Research conducted at four American and one British university has shown that streaming services such as Netflix, HBO and Videoland are among the apps that pollute the most. That’s not a problem you can pass on to your employer. However, video meeting apps such as Teams, Zoom and Google Meet come in second place. And there’s an obvious reason for that: the video element. One hour of streaming or videoconferencing can emit between 150 and 1,000 grams of carbon dioxide, depending on the service. Moreover, that hour also uses 2 to 12 liters of water and a land area the size of an iPad Mini. For comparison: a car emits about 2,344 grams of carbon dioxide when it burns one liter of gasoline.

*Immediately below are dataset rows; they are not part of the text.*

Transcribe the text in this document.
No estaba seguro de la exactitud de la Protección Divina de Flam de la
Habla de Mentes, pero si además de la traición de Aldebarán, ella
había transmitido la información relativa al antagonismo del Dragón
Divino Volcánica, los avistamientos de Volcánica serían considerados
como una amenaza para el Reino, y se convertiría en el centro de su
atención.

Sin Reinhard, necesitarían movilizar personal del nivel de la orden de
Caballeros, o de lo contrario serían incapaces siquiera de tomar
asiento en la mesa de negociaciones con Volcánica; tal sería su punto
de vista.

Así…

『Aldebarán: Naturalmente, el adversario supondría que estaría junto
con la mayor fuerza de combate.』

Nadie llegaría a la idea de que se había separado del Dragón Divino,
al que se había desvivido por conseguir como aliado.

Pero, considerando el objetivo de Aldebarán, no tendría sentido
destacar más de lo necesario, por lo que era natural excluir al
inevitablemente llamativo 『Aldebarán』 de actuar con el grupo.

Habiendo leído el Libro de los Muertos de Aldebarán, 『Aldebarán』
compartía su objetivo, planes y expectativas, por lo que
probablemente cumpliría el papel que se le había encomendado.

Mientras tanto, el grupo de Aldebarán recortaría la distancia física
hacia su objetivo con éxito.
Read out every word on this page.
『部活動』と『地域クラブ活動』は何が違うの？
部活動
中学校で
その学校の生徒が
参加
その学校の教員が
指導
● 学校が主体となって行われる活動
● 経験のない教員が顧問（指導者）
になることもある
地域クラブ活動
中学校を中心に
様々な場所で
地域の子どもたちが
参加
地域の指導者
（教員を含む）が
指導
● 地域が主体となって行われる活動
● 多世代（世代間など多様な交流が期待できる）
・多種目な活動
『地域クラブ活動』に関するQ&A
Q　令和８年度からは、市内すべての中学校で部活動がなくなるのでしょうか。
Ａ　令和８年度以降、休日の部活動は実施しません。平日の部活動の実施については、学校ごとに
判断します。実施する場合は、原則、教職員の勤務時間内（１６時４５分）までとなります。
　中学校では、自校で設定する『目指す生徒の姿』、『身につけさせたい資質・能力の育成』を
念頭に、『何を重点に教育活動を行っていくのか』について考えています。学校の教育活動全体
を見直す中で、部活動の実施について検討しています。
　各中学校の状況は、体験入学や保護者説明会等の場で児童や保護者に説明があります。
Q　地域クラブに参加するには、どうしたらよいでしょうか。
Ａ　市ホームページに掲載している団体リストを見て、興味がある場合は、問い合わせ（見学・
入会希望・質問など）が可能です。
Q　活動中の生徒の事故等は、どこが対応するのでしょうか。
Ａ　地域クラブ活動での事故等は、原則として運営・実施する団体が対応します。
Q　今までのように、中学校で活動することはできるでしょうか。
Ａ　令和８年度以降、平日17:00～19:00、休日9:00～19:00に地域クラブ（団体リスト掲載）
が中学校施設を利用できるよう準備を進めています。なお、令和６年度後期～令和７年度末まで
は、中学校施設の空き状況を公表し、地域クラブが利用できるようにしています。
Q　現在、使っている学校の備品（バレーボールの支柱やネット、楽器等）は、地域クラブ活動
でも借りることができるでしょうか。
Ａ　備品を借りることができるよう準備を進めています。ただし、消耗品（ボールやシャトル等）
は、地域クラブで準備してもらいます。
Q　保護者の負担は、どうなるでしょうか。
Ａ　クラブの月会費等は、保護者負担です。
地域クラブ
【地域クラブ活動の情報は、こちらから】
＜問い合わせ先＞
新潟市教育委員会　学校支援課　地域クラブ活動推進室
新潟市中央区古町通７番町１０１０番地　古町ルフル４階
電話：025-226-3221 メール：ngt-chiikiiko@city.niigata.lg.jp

Of course, not everyone travels to work in their car, but the study into the environmental impact of videoconferencing does provide a clear comparison as far as emission is concerned. And with all the hours we spend streaming, that footprint might increase significantly.

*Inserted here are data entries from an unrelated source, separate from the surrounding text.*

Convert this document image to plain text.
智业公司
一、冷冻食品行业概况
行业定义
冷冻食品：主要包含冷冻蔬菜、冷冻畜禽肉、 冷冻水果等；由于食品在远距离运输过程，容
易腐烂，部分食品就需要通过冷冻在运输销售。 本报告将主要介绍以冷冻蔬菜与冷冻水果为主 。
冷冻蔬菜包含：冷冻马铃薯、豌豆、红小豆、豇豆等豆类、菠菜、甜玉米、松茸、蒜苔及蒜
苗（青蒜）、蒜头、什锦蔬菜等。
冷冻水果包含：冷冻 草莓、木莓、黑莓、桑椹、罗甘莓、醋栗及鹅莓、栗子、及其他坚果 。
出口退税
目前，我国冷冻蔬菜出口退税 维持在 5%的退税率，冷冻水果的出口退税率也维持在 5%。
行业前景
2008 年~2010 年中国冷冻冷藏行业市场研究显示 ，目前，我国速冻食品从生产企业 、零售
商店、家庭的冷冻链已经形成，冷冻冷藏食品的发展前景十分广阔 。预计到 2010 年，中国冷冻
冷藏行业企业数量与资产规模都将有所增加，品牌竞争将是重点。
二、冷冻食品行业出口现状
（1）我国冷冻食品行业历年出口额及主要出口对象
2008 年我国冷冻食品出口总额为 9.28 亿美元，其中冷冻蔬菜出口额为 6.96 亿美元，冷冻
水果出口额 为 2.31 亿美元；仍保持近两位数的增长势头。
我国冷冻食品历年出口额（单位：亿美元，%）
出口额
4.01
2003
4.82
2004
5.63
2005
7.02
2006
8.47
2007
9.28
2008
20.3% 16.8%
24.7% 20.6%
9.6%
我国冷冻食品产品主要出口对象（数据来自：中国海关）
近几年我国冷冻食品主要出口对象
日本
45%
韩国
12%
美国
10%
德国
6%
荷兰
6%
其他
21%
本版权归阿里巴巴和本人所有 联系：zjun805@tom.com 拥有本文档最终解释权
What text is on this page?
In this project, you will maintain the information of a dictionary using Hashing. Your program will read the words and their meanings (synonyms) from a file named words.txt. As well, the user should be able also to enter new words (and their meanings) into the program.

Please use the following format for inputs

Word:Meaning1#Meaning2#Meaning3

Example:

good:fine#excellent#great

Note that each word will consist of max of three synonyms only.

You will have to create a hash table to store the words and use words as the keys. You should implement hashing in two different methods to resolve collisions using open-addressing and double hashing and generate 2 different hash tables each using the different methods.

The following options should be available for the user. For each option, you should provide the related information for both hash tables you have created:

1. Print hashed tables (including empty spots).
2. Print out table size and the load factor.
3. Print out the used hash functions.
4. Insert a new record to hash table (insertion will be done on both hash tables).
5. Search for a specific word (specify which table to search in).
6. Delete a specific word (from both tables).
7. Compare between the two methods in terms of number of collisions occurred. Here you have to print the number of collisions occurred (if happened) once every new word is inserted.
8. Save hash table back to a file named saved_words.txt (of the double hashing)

The use of internet involves several factors. The electricity that provides the internet with power, with all the associated carbon, water and land footprints, aren’t the only things that impact the environment. Storing and sending data also requires electricity and water to cool the servers with.
“The aim of the paper is to increase awareness,” Maryam Arbabzadeh, postdoc at MIT Energy Initiative and co-author of the paper, says. “It’s really great that we managed to reduce our emissions in certain sectors, but we see an increase in internet use, and this has serious consequences.”

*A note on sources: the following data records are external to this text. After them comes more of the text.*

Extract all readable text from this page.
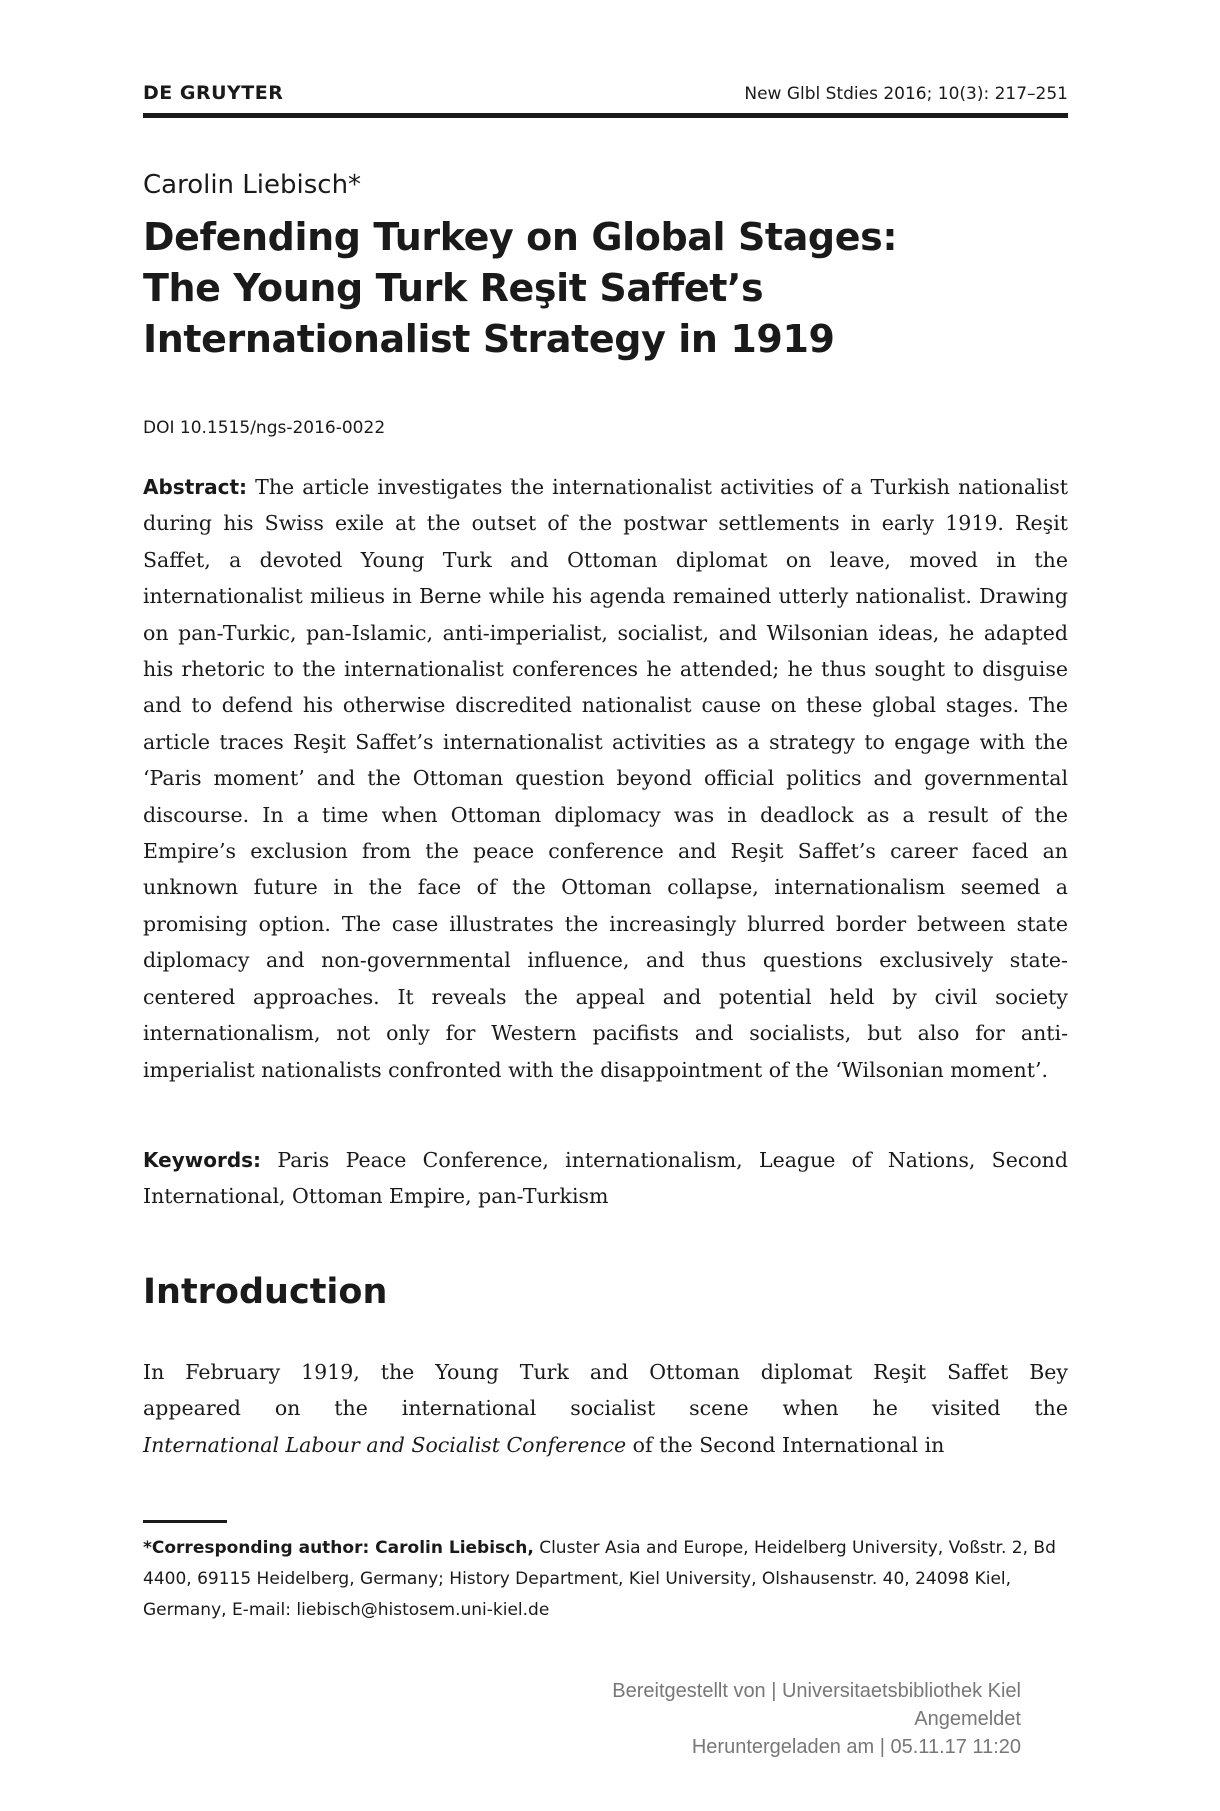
DE GRUYTER	New Glbl Stdies 2016; 10(3): 217–251
Carolin Liebisch*
Defending Turkey on Global Stages:
The Young Turk Reşit Saffet’s
Internationalist Strategy in 1919
DOI 10.1515/ngs-2016-0022
Abstract: The article investigates the internationalist activities of a Turkish nationalist during his Swiss exile at the outset of the postwar settlements in early 1919. Reşit Saffet, a devoted Young Turk and Ottoman diplomat on leave, moved in the internationalist milieus in Berne while his agenda remained utterly nationalist. Drawing on pan-Turkic, pan-Islamic, anti-imperialist, socialist, and Wilsonian ideas, he adapted his rhetoric to the internationalist conferences he attended; he thus sought to disguise and to defend his otherwise discredited nationalist cause on these global stages. The article traces Reşit Saffet’s internationalist activities as a strategy to engage with the ‘Paris moment’ and the Ottoman question beyond official politics and governmental discourse. In a time when Ottoman diplomacy was in deadlock as a result of the Empire’s exclusion from the peace conference and Reşit Saffet’s career faced an unknown future in the face of the Ottoman collapse, internationalism seemed a promising option. The case illustrates the increasingly blurred border between state diplomacy and non-governmental influence, and thus questions exclusively state-centered approaches. It reveals the appeal and potential held by civil society internationalism, not only for Western pacifists and socialists, but also for anti-imperialist nationalists confronted with the disappointment of the ‘Wilsonian moment’.
Keywords: Paris Peace Conference, internationalism, League of Nations, Second International, Ottoman Empire, pan-Turkism
Introduction
In February 1919, the Young Turk and Ottoman diplomat Reşit Saffet Bey
appeared on the international socialist scene when he visited the
International Labour and Socialist Conference of the Second International in
*Corresponding author: Carolin Liebisch, Cluster Asia and Europe, Heidelberg University, Voßstr. 2, Bd 4400, 69115 Heidelberg, Germany; History Department, Kiel University, Olshausenstr. 40, 24098 Kiel, Germany, E-mail: liebisch@histosem.uni-kiel.de
Bereitgestellt von | Universitaetsbibliothek Kiel
Angemeldet
Heruntergeladen am | 05.11.17 11:20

Using Netflix without a camera could be somewhat problematic, but are you looking for ways to reduce the impact of your next meeting? Then you should turn the camera off. American and British research has shown that turning off the camera could potentially cut your ecological footprint by up to 96 percent. We spend a lot of time on Teams at TU/e because of corona, so there’s much to be gained when it comes to this.
Users of Netflix can also improve some things: switching to standard definition rather than watching in high definition significantly reduces your ecological footprint. Streaming in high definition four hours a day during one month leads to up to 53 kilograms of CO2 emissions.
However, streaming in standard definition would lead to a footprint of only 2.5 kilograms of CO2 emissions per month. The researchers believe that it is important that more people become aware of this significant difference. “Few people will adjust their video quality downwards on their own initiative, certainly not when they aren’t aware of the significant environmental benefits.”